We are raised to be civilized in most of our country—with growing areas of unrest due to economic hardship of a depth and duration not seen since the 1930s. Perhaps we are wrong to do so. Perhaps we should raise our kids as the Spartans did, preparing them for war from the moment of their birth. Or we could just enlist recruits from those areas of our nation which see conditions not unlike the third-world.
Whatever we do, it will still be nothing compared to the firefights and kill-zones our children encounter when sent to the Middle East (or elsewhere) as soldiers—if our children fight, all our tenderest, most loving hugs and kisses will be wasted. Worse, we provide them with a past the memory of which is part of the torture of seeing combat—the tremendous contrast, the overwhelming urge to return to the land of the ‘living’, makes their nightmare worse.
Are we to remember the victories they fought and died for? What did we win in Iraq? Nothing worth Americans’ lives and blood. What are we still trying to win in Afghanistan? Our enemy, Bin Laden, was living in the country next door—the war in Afghanistan made it easier to muster up a helicopter night raid into Pakistan to kill Osama. Have we freed the Iraqis and the Afghans? Not really—they have their own way of freeing themselves and we seem to be in the way.

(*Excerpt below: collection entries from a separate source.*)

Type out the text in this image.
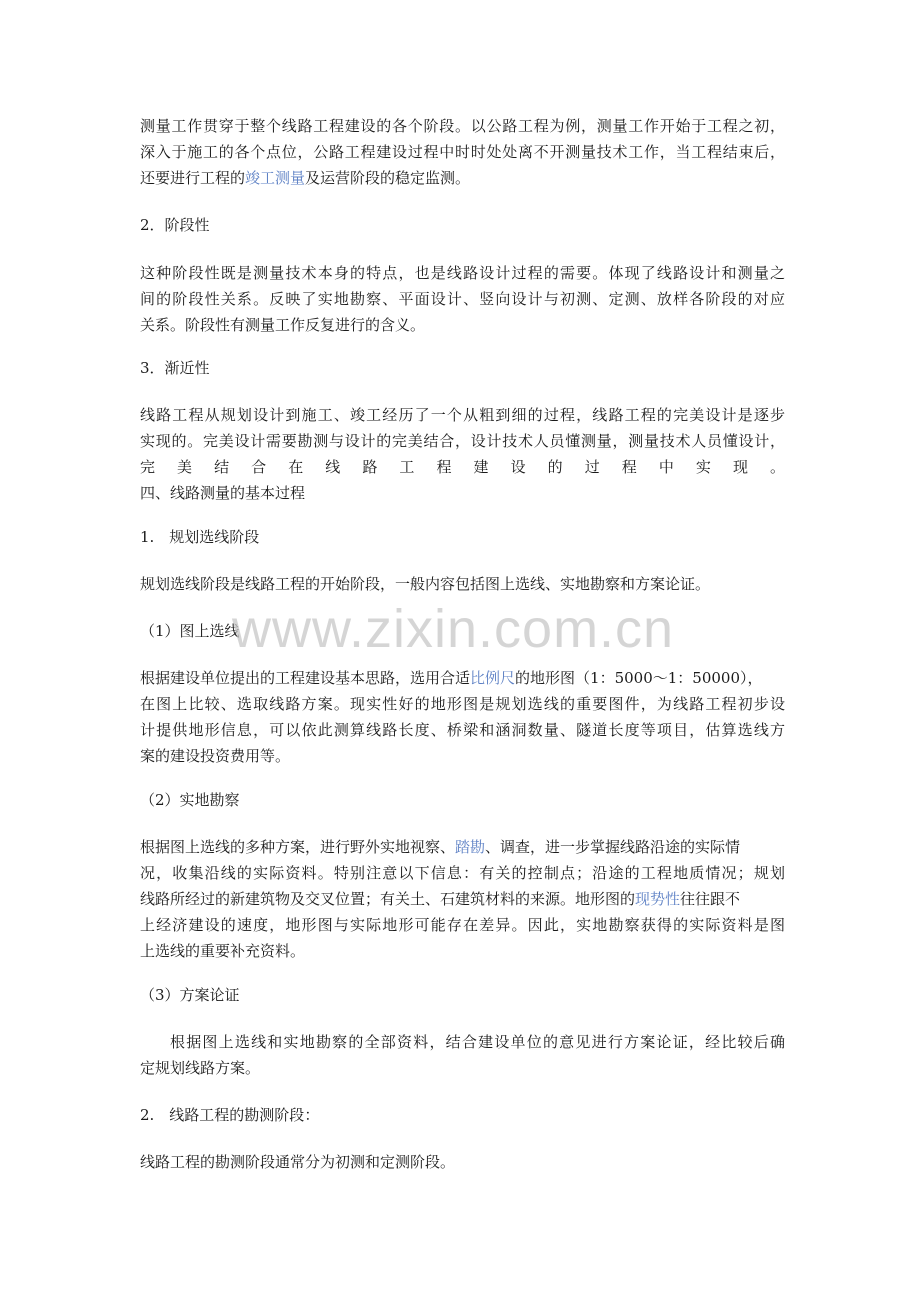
测量工作贯穿于整个线路工程建设的各个阶段。以公路工程为例，测量工作开始于工程之初，
深入于施工的各个点位，公路工程建设过程中时时处处离不开测量技术工作，当工程结束后，
还要进行工程的竣工测量及运营阶段的稳定监测。

2．阶段性

这种阶段性既是测量技术本身的特点，也是线路设计过程的需要。体现了线路设计和测量之
间的阶段性关系。反映了实地勘察、平面设计、竖向设计与初测、定测、放样各阶段的对应
关系。阶段性有测量工作反复进行的含义。

3．渐近性

线路工程从规划设计到施工、竣工经历了一个从粗到细的过程，线路工程的完美设计是逐步
实现的。完美设计需要勘测与设计的完美结合，设计技术人员懂测量，测量技术人员懂设计，
完 美 结 合 在 线 路 工 程 建 设 的 过 程 中 实 现 。
四、线路测量的基本过程

1.　规划选线阶段

规划选线阶段是线路工程的开始阶段，一般内容包括图上选线、实地勘察和方案论证。

（1）图上选线

根据建设单位提出的工程建设基本思路，选用合适比例尺的地形图（1：5000～1：50000），
在图上比较、选取线路方案。现实性好的地形图是规划选线的重要图件，为线路工程初步设
计提供地形信息，可以依此测算线路长度、桥梁和涵洞数量、隧道长度等项目，估算选线方
案的建设投资费用等。

（2）实地勘察

根据图上选线的多种方案，进行野外实地视察、踏勘、调查，进一步掌握线路沿途的实际情
况，收集沿线的实际资料。特别注意以下信息：有关的控制点；沿途的工程地质情况；规划
线路所经过的新建筑物及交叉位置；有关土、石建筑材料的来源。地形图的现势性往往跟不
上经济建设的速度，地形图与实际地形可能存在差异。因此，实地勘察获得的实际资料是图
上选线的重要补充资料。

（3）方案论证

根据图上选线和实地勘察的全部资料，结合建设单位的意见进行方案论证，经比较后确
定规划线路方案。

2.　线路工程的勘测阶段：

线路工程的勘测阶段通常分为初测和定测阶段。

www.zixin.com.cn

So I think it is just and proper that we remember, on Memorial Day, that our fighting men and women do their duty, same as the Light Brigade, and we should be serious about sending them in harm’s way. They will fight and die and bleed, and they will always win (a real plus, as armies go) whether they are sent on a fool’s errand or in defense of our freedom. So perhaps, more importantly, we should remember the next time we go to war, as we do today, that it is no small thing to send crowds of our best young people into an orgy of violence.

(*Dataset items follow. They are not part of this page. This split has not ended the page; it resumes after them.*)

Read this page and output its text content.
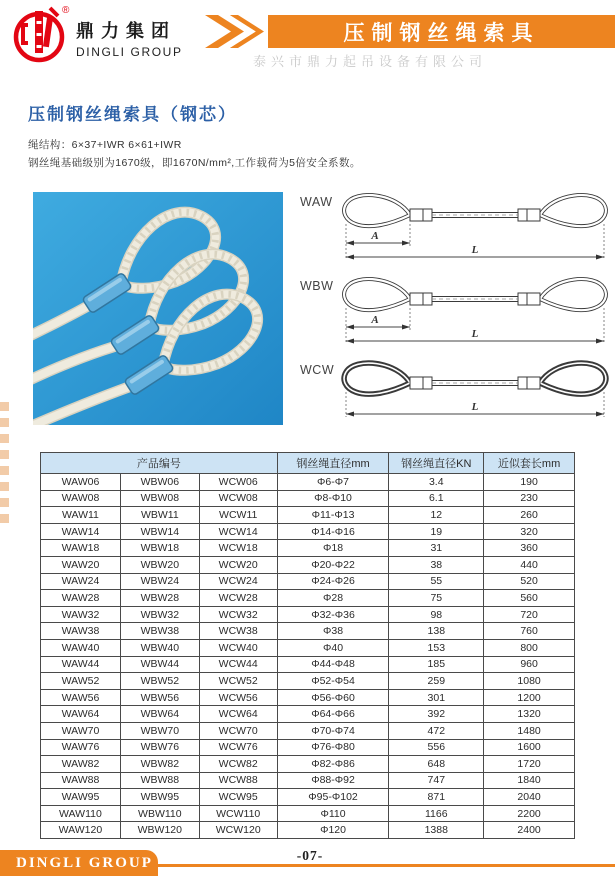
®
鼎力集团
DINGLI GROUP
压制钢丝绳索具
泰兴市鼎力起吊设备有限公司
压制钢丝绳索具（钢芯）
绳结构：6×37+IWR 6×61+IWR
钢丝绳基础级别为1670级，即1670N/mm²,工作载荷为5倍安全系数。
WAW
A
L
WBW
A
L
WCW
L
产品编号			钢丝绳直径mm	钢丝绳直径KN	近似套长mm
WAW06	WBW06	WCW06	Φ6-Φ7	3.4	190
WAW08	WBW08	WCW08	Φ8-Φ10	6.1	230
WAW11	WBW11	WCW11	Φ11-Φ13	12	260
WAW14	WBW14	WCW14	Φ14-Φ16	19	320
WAW18	WBW18	WCW18	Φ18	31	360
WAW20	WBW20	WCW20	Φ20-Φ22	38	440
WAW24	WBW24	WCW24	Φ24-Φ26	55	520
WAW28	WBW28	WCW28	Φ28	75	560
WAW32	WBW32	WCW32	Φ32-Φ36	98	720
WAW38	WBW38	WCW38	Φ38	138	760
WAW40	WBW40	WCW40	Φ40	153	800
WAW44	WBW44	WCW44	Φ44-Φ48	185	960
WAW52	WBW52	WCW52	Φ52-Φ54	259	1080
WAW56	WBW56	WCW56	Φ56-Φ60	301	1200
WAW64	WBW64	WCW64	Φ64-Φ66	392	1320
WAW70	WBW70	WCW70	Φ70-Φ74	472	1480
WAW76	WBW76	WCW76	Φ76-Φ80	556	1600
WAW82	WBW82	WCW82	Φ82-Φ86	648	1720
WAW88	WBW88	WCW88	Φ88-Φ92	747	1840
WAW95	WBW95	WCW95	Φ95-Φ102	871	2040
WAW110	WBW110	WCW110	Φ110	1166	2200
WAW120	WBW120	WCW120	Φ120	1388	2400
DINGLI GROUP	-07-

Osama Bin Laden proved this to us—he relied upon our willy-nilly response to the 9/11 debacle to trick us into spending rivers of cash to ‘close the barn door’, if you will. This, with a little help from greedy Americans, caused our economic implosion five years ago. We beat the Soviets the same way (which makes it even more galling) by scaring them into outspending their means on the ‘war-tech race’ that ended the Cold War—and the Soviet Union.
So we look with pride on the heroes in uniform today and yesterday, particularly those who never came home, and we feel the security they provide to this entire country—and we steel ourselves for the future. For only by keeping our military out of questionable conflicts can we solemnize our responsibility to make sure their blood isn’t ever on our own hands.